And Here I Thought a Confederate Flag with Your Face on It was about Heritage

Hank Junior continues his effort to insure that his family says “No, no, we’re kin to Don Williams.” when people ask them if they’re related to him.

It’s interesting to see that he’s expanded his repertoire to hatred of gays.

The other day Peter Cooper was talking about dumping a bunch of people into the Hall to catch up on the people who should be in–Hank Jr. among them. I think Hank’s basically insured that he’s not going in while he’s alive. It’s a shame, but imagine the PR nightmare for the Hall if he got up at the ceremony and spewed this shit

And it’s becoming more and more awkward in the music industry to ask a vast support network of artsy people to grin and bear it while the people they support run them and the people they love down.

But, you know, in a way, I almost feel bad for Hank. He has never hidden who he was, and yet, as long as he stated it through the thinnest of symbols–associating himself with the Confederate battle flag rather than openly saying he hates black people–entities like ESPN and the NFL were happy to have him representing their products.
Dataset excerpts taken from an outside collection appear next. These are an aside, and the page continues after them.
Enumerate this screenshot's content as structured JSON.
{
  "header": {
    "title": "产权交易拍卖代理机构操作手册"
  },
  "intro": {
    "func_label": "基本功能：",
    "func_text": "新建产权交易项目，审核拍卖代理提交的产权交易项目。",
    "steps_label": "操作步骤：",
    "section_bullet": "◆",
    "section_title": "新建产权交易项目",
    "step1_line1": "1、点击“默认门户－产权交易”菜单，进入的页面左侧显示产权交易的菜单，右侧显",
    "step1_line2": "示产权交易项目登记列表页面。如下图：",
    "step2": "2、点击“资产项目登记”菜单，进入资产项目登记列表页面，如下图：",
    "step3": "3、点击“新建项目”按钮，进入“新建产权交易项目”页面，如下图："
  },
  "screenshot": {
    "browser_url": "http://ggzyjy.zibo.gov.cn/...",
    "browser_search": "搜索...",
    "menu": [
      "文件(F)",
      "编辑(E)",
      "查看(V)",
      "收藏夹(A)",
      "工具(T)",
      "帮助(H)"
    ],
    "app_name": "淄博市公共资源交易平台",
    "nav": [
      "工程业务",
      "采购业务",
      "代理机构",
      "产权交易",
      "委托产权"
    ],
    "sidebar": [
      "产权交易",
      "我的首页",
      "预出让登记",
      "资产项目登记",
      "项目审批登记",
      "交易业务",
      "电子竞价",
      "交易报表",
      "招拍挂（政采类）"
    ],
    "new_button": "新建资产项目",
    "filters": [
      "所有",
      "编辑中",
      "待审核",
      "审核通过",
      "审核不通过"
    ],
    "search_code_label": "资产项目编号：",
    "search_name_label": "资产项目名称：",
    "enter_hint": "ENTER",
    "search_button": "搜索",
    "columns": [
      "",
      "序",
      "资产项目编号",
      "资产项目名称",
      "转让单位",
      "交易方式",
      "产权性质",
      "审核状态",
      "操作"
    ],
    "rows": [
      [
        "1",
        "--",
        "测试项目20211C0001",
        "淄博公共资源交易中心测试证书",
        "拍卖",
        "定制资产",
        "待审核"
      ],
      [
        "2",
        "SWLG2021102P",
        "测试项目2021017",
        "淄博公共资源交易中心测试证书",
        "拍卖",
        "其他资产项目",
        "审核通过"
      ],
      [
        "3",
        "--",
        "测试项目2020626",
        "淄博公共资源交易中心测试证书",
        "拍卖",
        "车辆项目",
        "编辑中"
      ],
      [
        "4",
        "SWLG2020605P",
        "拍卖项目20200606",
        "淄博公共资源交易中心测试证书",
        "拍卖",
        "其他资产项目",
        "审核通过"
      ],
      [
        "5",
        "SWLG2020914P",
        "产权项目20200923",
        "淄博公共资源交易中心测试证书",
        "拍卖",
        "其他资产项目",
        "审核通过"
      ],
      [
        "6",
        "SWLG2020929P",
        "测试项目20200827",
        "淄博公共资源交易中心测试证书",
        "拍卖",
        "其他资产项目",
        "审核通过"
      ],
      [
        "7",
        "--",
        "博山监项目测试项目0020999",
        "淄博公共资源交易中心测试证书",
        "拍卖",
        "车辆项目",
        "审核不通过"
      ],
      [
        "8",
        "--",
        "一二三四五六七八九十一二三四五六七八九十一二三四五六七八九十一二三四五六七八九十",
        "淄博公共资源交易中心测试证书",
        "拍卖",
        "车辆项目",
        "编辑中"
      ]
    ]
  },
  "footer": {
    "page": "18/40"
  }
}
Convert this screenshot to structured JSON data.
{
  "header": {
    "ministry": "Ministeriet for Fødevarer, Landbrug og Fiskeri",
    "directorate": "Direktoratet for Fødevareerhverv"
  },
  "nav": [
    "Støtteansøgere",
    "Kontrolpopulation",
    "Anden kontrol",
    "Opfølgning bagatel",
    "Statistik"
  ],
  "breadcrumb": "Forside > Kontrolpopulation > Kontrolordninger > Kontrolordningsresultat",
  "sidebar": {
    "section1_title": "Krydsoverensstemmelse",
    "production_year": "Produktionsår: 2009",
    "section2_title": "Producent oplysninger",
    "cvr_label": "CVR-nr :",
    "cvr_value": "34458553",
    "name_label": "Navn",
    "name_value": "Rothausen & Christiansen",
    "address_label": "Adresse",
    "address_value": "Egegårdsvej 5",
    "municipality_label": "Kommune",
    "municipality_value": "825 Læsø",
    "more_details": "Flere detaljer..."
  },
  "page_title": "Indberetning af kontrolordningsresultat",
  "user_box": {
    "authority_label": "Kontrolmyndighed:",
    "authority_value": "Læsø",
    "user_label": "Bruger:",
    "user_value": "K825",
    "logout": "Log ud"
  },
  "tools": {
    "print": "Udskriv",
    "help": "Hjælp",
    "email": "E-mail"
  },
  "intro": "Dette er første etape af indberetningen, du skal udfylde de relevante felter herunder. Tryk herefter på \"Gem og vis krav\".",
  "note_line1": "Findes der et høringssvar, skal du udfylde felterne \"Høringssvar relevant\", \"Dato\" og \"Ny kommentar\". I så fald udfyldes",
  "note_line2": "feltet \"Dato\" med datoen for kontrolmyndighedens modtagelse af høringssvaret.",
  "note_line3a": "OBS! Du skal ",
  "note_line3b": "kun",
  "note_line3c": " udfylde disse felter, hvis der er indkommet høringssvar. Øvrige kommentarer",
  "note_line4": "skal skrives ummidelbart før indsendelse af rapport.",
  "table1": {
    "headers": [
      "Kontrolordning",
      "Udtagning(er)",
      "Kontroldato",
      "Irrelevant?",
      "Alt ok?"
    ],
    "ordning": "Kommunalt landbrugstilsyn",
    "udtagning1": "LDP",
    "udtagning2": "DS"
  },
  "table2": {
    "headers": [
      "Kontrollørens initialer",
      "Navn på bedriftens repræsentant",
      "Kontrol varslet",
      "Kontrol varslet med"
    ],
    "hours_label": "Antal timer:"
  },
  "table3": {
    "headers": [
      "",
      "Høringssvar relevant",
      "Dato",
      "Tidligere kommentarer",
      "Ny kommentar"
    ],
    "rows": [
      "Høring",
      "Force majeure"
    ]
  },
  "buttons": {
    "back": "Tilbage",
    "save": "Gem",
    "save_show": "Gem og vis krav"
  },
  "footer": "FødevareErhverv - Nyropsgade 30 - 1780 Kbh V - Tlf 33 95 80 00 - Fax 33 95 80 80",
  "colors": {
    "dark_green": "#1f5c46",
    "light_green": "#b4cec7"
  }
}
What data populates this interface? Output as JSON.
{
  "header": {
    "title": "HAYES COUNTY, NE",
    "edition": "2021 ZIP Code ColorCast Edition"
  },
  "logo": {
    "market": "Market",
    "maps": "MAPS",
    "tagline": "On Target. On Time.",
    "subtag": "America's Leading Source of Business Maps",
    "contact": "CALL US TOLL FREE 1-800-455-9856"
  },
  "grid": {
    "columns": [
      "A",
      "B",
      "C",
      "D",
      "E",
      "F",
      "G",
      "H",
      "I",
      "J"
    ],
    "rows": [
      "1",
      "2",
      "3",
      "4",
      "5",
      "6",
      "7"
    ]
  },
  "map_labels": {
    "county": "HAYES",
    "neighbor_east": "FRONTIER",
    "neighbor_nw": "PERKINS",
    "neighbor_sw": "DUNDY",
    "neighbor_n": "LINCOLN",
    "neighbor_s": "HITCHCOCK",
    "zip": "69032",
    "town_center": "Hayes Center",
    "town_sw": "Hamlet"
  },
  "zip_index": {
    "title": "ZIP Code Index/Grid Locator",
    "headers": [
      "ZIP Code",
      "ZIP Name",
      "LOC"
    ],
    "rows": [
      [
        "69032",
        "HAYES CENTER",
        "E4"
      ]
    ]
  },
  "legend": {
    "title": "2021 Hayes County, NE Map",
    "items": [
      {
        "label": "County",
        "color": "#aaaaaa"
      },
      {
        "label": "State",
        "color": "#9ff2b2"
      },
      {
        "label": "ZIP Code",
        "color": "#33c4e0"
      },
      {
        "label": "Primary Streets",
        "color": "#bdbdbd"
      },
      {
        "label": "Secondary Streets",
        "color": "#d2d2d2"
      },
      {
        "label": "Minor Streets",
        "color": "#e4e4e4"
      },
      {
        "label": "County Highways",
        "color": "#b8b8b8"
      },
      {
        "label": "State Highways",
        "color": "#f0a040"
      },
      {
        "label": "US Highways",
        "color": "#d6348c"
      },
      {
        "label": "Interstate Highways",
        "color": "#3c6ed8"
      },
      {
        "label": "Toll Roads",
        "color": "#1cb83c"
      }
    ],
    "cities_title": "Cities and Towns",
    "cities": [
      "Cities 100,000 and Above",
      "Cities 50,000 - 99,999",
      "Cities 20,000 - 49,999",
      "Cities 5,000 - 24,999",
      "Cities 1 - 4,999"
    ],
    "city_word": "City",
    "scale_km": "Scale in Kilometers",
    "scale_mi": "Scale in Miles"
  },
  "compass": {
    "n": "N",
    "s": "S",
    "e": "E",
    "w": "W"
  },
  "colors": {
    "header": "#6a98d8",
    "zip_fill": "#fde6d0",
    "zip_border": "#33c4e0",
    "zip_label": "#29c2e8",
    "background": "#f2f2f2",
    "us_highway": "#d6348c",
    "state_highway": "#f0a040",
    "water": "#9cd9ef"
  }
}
All he’s doing now is stating directly what he’s been pretty overtly signalling for years.

And yet, for some reason, this is a problem. Maybe they should have believed him back in the 70s and 80s, you know?

Anyway, this whole thing is both hilarious and heartbreaking to me.

Hank Jr. has more than almost everybody on the planet. He should be one of the happiest dudes there is. And yet, he never has been. He’s always been a kind of sad, angry fucker, even if he sometimes kept that hidden behind a level of bravado. He has the whole world if he wants it and what he wants is to be really angry at gay people and Obama.

What a mind fuck that level of racist and sexist anger is, that a man can have everything and still feel like its meaning is diminished because the people he hates aren’t suffering enough. You know what I mean?

He has so much money that, if he wanted, he could surround himself only with straight white people. He could live as if there’s not a gay person or a black person in the world. That’d still be ridiculous and evil, but at least his harm would be mostly mitigated.

But instead, instead of just withdrawing from a world that’s not set up 100% to his liking, he’s making 2012 the year of the tantrum. And in doing so, pretty much ruining his legacy.

He’s shooting himself in the foot in order to show the world the gun’s loaded, you know?

What is the New Kitty?

I wanted to take a picture of the new kitty’s face so that we could contemplate what kind of cat she might be. I am torn between her being a Maine Coon and a Chinese Lion. If she is either breed, she’s exceptionally small for her kind. She also refuses to cooperate for a picture this morning, unless, somehow, looking at her ankle tells you something about her breeding (Oh, my god, she’s a Victorian Hussy!)

Bethesda

The Professor and I went out to Bethesda to see what we could see of the landscape that shaped Mom Murrell’s life. We had pretty good directions to the old homestead. One of John Murrell’s men described going back to visit the place and said it was on the north side of the Rutherford creek, a mile east of the Presbyterian church on the Franklin-Lewisburg Highway. To make a long story short, this means they lived on the Bethesda-Duplex road.

Bethesda was interesting, if overwhelming. I need to make a checklist–see something cool, stop, take a picture of it, contemplate picture at leisure.  Instead I just gawk and stare. Bethesda is tiny, but the mind-blowing feature is that there are three or four antebellum homes with the outbuildings still standing. You just so rarely see this.

Anyway, I was telling Bridgett that I had my doubts about the inn at Bethesda detail because Lewisburg didn’t exist until after John Murrell was in prison, so where would a steady stream of customers for them to rob have been coming from.

But this is one reason looking at the landscape, both in person and on terrain view can suggest an explanation. They were not going from Franklin to Lewisburg. They were traveling from the Trace to Murfreesboro. And this would have moved them in the direction of Bethesda. It’s pretty obvious when you’re there–that the old roads are all designed to come into towns on a general east-west axis and that, even now, finding routes to go straight north and south are limited to main roads. If you get off on a side road to wander, you are only going east or west. There are no side roads that will take you very far north or south.

So, now, I’m back on board with an inn in Bethesda. I still reject that Mrs. Murrell was the sole bad apple in that family, though, the corrupting force that ruined the whole family. Though I admit, I take a certain amount of pleasure in imagining her ordering her brothers and husband to go bail her sons out of jail, while she ran a whore house and a den of thieves.

I just have a hard time believing that one woman at that that time could have made her whole family go along with her against their will. Now, if the whole family were a bit rotten… That I could buy.